In the outer world, so in the inner world. What do I mean? To be totally present in one’s body, focussing fully in order to balance, is a great exercise. And so too, is finding balance in one’s inner world – in your thoughts and self-understanding. What does this mean? Well, I’m reading a lot about Carl Gustav Jung, an early psychologist at the beginning of the twentieth century. His psychology is all about balance – about getting in touch with the various aspects on oneself, giving them each their due and finding balance. He was the one who coined the terms ‘introvert’ and ‘extrovert’ to refer to inward looking/quiet aspects of people, and vivacious/outward-looking aspects of people.
We might think of ourselves as one or the other – a bubbly party person being an extrovert and a quiet, reflective person being an introvert. But what Jung demonstrates is that we each have both aspects in ourselves, and we need to honour both in our lives. We need to give ourselves times to be quiet – unplugged and solitary, as well as giving ourselves time to be with people, in company, buzzing and energetic.

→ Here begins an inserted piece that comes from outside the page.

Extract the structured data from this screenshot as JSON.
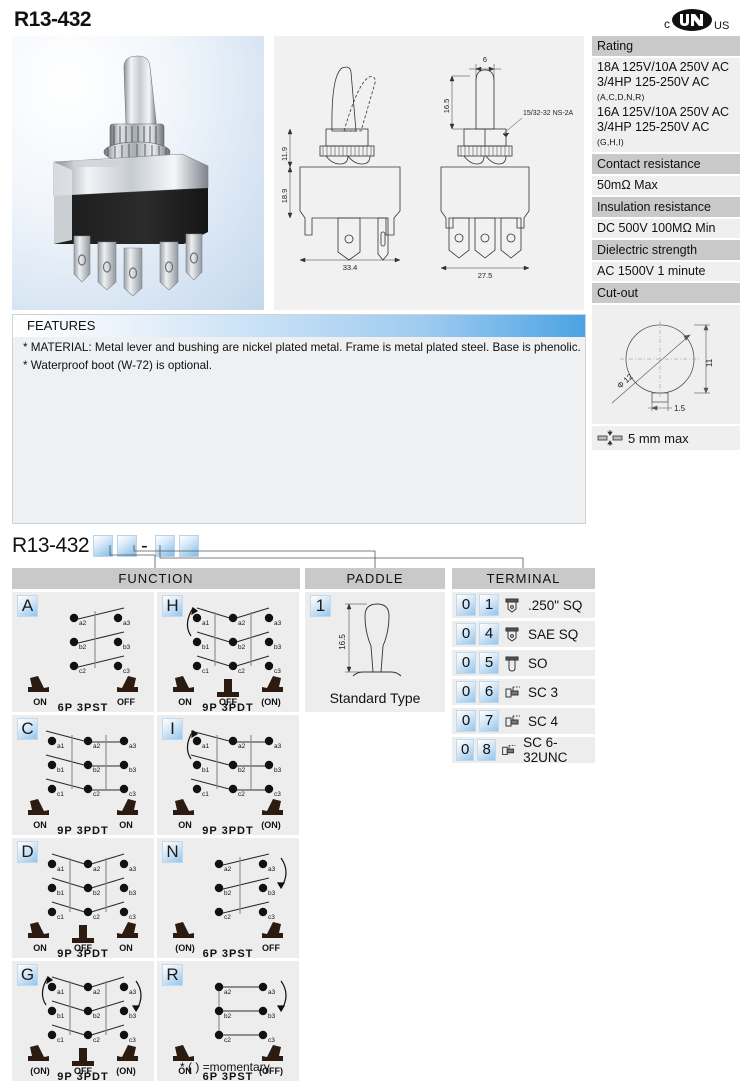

I saw a book whose title was Silence: In the Age of Noise – by a Norwegian explorer, Erling Kagge who writes of his adventures in the Antarctic and of the richness of solitude – being by himself, in harmony with himself and fully attentive to his surroundings. The bookseller recommended it, and said he thought we could all do with a bit more silence and solitude.
In my experience it takes practice to be comfortable with silence and solitude and alone-time. We are mostly out of practice because our lives are always surrounded by people and noise and connection. I also know, however, that there is much inner freedom to be had in silence and solitude and connection to yourself – especially in walking or hiking. And it’s also great to connect with others – a real joy to chat with others and share life’s stories.
It's all a matter of balance. So, happy T’ai Chi balancing on one leg, and happy finding that inner balance. Learning to be who you are. And you are great.
This piece was originally written to support our pupils in sport, emphasising character being essential for success, but it applies equally to all young people as they develop along the sometimes difficult road to adulthood.